Othercat on 01/21/2012

That low/high competition fools a lot of people. I've always searched broad because sometimes it gives me better keywords I didn't think of.

Bhavesh on 01/20/2012

Been there with both these mistakes and my learning has been a bit slow and painful. That's how us humans learn I guess. :)

wrylilt on 01/20/2012

Jimmie, it's actually completely irrelevant to a writer.
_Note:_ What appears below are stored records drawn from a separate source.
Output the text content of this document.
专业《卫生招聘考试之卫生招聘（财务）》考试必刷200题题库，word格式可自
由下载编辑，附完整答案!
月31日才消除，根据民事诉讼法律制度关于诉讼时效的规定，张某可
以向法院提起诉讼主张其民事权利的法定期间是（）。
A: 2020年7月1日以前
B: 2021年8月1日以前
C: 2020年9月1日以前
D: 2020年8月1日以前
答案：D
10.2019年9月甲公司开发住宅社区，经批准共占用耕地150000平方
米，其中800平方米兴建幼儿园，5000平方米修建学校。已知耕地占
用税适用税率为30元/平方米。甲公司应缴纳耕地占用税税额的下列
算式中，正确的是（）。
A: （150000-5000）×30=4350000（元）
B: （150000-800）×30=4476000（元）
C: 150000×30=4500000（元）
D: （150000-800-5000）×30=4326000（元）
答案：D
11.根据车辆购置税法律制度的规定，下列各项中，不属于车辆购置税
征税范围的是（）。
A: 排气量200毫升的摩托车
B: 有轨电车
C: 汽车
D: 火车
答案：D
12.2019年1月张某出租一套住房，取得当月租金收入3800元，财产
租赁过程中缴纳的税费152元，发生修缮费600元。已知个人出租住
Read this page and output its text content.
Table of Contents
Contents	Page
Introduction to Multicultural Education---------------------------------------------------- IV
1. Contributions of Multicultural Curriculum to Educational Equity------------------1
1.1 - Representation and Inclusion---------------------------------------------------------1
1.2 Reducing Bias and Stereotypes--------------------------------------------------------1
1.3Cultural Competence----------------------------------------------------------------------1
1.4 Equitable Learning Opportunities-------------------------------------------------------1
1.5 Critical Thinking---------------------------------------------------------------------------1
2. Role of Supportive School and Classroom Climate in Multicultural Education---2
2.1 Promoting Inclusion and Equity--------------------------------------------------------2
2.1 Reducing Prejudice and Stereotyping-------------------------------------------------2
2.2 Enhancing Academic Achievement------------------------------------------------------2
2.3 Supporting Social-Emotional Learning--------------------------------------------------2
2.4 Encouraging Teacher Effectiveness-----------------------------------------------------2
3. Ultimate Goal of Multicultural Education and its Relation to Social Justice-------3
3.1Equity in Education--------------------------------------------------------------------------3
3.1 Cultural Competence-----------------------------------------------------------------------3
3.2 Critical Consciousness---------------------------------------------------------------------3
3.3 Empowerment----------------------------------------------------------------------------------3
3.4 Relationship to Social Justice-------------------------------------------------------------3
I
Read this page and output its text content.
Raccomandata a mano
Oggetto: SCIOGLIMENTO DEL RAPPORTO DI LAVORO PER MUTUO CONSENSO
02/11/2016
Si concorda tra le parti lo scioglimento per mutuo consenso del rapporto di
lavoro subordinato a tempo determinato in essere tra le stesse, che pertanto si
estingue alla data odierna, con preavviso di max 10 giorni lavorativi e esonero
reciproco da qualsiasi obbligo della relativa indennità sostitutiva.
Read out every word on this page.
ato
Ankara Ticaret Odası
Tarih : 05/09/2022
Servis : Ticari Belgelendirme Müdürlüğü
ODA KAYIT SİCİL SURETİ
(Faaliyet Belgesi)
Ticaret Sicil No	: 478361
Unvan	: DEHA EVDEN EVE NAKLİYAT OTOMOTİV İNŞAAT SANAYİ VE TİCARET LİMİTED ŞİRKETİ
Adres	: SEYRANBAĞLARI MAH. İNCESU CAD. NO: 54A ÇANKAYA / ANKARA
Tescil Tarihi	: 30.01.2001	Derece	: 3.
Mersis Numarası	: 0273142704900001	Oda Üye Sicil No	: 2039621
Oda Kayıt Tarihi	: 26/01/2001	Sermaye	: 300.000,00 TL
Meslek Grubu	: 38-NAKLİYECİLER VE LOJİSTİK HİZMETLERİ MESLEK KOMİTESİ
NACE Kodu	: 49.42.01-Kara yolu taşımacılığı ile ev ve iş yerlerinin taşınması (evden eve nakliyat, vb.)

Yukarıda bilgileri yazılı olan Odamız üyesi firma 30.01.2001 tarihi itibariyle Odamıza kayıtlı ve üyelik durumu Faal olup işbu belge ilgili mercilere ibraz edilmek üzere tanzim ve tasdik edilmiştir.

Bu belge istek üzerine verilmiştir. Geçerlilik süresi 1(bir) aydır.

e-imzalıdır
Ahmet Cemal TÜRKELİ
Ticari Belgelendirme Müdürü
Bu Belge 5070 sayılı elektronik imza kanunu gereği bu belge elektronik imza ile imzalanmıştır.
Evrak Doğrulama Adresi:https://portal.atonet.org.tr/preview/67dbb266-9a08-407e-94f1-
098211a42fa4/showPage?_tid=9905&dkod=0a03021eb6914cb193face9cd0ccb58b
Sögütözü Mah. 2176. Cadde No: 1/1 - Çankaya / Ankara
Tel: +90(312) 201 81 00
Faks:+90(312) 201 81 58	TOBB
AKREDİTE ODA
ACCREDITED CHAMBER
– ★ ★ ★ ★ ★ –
However, it depends if you want to aim for low paying or high paying clicks really. And either can be good if you get enough of them. :-)

Sheri_Oz on 01/20/2012

Thanks for this. I need all the help understanding this that I can get.

Jimmie on 01/20/2012

Thanks, Wry. I struggle with the competition thing because I've read different things about it. Some say go for low others say go for high.

wrylilt on 01/19/2012

Hi Angel,

Generally high competition would mean you earn more per click. However sometimes it's better to get a LOT of traffic for low paying clicks than to get a small amount of traffic for high paying clicks.

In other words, if you have a keyword that pays $1 per click and you get 10 clicks, it may not be as good as a keyword that pays 3c but gets 500 clicks in the same amount of time.